“All confessions are admission but all admission are confession” with this statement we can say that there is some relationship between both the terms i.e confession and admission. To understand such a relationship, we have to understand some related provisions of the Indian Evidence Act.
Section 17 till 31 of the Evidence Act covers the provision related to admission which also includes the provision related to confession, confession is nowhere defined under the Evidence Act but the irrelevancy of confession is covered under the provision of admissions itself which manifest that they are inter related. Let’s first understand what these two terms mean-
Admissions are defined under section 17 of the Evidence Act which means that any statement was given by a person in his ordinary life to someone & can be used against him, in other words, any self-harming statement that he stated to someone & can be used as evidence in a form of admission against him. For example- A’ said to B’ “that he doesn’t like C’, and seeing him nearby I felt like killing him”, Now if C is dead then in trial A’s statement can be used against him (A’) as his admission of a fact that he doesn’t like C and he is desirous to kill C.
Confession is not defined under Evidence Act but the irrelevancy of confessions is given under the chapter of admission of the Evidence Act. The meaning of confession is accepting own guilt. For example: – A said to B that he killed C.

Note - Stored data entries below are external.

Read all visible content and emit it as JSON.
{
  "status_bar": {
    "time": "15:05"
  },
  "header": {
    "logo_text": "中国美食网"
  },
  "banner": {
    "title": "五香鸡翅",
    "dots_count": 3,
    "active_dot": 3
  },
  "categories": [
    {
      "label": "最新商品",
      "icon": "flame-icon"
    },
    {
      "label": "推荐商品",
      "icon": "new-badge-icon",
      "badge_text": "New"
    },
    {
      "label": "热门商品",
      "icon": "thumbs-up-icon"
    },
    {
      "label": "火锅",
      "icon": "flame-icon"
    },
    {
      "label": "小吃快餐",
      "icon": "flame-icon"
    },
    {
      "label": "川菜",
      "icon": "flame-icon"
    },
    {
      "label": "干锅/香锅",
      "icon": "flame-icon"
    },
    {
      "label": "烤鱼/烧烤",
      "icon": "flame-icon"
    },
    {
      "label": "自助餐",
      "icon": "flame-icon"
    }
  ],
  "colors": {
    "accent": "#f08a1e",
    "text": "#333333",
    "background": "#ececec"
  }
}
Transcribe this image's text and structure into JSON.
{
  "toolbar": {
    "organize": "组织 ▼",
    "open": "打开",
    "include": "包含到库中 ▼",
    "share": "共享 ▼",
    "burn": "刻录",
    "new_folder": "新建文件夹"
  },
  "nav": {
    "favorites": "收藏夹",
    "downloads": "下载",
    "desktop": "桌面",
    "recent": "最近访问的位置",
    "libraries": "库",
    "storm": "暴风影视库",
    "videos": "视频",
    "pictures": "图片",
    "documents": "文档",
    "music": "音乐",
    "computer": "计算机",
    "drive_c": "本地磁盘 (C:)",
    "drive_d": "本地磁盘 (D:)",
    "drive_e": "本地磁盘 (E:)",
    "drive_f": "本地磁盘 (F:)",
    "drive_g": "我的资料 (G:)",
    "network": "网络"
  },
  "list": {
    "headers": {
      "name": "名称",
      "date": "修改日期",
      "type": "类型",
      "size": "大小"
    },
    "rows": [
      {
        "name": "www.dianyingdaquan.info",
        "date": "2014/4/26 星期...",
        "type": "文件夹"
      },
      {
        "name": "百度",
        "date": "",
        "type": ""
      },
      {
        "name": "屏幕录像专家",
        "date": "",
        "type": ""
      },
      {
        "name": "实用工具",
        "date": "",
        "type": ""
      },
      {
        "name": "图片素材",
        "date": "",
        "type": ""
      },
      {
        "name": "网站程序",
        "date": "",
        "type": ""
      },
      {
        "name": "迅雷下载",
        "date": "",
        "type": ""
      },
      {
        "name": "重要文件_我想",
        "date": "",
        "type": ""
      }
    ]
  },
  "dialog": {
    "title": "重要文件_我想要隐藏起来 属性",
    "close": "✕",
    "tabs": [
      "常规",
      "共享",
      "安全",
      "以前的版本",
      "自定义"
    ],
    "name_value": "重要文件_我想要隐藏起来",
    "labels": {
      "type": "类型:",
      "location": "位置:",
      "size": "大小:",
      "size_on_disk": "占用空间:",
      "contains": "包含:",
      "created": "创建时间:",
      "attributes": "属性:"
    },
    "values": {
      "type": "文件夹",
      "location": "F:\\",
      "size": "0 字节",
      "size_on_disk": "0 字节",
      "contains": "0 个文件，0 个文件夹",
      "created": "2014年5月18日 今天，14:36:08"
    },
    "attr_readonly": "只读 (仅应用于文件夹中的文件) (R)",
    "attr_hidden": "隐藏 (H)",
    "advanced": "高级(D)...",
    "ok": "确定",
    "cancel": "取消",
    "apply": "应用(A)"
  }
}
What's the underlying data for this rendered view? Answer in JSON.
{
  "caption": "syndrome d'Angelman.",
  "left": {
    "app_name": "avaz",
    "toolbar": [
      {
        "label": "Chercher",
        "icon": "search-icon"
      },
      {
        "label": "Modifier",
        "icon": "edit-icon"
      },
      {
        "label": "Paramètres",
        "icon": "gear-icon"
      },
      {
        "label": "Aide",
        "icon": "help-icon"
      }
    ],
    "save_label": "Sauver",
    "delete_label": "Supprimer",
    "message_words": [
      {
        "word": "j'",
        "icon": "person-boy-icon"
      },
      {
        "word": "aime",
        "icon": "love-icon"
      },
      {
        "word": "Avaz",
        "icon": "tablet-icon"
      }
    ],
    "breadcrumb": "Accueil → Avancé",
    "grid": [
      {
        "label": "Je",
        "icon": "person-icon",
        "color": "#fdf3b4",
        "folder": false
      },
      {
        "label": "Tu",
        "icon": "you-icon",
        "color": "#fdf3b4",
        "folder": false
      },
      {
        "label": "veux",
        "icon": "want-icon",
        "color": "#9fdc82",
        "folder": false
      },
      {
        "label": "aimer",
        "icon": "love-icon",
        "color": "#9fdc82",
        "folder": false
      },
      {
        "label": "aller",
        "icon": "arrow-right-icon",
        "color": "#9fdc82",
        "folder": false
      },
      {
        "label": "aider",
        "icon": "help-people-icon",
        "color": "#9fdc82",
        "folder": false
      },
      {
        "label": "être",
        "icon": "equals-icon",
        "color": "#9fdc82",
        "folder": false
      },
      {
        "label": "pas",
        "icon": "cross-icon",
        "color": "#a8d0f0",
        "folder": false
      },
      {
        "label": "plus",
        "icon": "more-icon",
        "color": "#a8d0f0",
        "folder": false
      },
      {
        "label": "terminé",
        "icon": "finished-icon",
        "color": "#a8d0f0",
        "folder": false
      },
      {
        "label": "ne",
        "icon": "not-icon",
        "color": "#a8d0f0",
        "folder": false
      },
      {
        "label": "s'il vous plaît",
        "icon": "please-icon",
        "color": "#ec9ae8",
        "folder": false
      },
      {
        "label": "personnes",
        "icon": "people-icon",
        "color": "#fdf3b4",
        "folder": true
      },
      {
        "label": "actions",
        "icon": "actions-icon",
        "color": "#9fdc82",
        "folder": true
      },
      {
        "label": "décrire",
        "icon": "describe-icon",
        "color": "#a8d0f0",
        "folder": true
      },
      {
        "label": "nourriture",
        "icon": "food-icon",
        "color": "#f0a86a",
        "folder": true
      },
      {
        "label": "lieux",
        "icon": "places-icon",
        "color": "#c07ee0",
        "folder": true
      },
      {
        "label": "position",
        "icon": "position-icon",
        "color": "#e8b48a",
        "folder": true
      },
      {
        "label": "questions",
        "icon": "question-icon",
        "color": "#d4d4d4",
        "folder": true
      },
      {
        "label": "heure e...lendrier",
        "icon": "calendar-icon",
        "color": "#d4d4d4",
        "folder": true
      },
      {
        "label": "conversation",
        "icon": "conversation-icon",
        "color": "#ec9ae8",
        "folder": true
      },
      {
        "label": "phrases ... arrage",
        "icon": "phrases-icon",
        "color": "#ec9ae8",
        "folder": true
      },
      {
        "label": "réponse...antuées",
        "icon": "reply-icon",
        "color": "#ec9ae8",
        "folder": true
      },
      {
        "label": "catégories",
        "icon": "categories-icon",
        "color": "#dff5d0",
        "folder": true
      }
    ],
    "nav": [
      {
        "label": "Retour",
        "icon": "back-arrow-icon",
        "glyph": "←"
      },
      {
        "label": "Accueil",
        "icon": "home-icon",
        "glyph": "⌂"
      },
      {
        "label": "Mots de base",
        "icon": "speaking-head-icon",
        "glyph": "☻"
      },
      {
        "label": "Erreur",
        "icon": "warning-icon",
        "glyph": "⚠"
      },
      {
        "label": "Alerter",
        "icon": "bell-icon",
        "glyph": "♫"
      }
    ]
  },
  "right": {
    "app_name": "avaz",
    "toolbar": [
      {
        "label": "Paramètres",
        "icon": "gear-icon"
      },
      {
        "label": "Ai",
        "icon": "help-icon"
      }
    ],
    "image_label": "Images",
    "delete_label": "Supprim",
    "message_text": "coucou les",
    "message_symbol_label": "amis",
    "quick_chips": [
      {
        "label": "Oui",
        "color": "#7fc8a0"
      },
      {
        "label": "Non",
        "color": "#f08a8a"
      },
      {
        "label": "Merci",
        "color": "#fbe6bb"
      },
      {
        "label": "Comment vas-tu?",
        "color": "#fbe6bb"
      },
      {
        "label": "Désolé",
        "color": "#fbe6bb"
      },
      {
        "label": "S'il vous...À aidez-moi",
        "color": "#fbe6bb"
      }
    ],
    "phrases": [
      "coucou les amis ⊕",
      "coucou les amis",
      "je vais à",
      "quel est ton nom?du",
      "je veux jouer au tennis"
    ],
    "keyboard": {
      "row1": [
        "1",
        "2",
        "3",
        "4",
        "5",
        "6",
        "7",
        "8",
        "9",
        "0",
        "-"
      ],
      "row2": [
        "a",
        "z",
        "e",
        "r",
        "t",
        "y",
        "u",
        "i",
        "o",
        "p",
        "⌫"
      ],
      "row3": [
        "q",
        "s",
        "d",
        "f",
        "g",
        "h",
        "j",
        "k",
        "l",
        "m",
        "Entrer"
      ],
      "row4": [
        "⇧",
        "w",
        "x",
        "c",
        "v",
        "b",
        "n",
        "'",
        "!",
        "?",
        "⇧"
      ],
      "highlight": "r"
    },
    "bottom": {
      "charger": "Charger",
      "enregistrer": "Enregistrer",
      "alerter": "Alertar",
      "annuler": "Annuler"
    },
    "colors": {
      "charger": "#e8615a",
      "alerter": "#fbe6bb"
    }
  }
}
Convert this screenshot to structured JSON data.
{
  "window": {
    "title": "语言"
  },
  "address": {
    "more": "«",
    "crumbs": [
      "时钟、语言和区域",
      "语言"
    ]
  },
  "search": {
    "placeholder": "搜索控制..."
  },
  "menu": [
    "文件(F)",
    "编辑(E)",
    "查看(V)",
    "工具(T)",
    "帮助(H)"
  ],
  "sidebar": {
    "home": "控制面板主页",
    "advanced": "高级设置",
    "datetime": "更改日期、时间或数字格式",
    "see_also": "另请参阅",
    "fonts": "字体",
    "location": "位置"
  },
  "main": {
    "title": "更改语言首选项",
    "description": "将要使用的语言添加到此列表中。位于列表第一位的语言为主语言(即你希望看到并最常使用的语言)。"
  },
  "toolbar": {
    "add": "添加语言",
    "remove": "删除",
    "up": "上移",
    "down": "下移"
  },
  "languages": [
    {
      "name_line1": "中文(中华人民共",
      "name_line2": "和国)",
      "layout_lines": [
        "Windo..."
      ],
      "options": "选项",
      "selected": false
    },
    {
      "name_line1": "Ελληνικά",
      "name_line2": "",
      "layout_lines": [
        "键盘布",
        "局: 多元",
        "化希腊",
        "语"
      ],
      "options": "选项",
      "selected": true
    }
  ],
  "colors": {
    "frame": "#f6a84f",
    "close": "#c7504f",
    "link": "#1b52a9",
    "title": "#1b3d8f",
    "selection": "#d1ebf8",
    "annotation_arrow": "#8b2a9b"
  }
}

With the above explanation, we can understand that admissions are any self-harming statement and confessions are also self-harming statements but these are expressly accepting a pang of guilt, that a said person has himself done any offense. Under section 17 admissions are defined and section 21 of the Evidence act states the relevancy of admission whereas confessions are not defined under the Evidence Act but the irrelevancy of confessions is given under sections 24-26 of the Evidence act. The question arises here, where confessions are relevant? When all confessions are admissions then definitely confessions are also relevant under section 21 of the Evidence itself.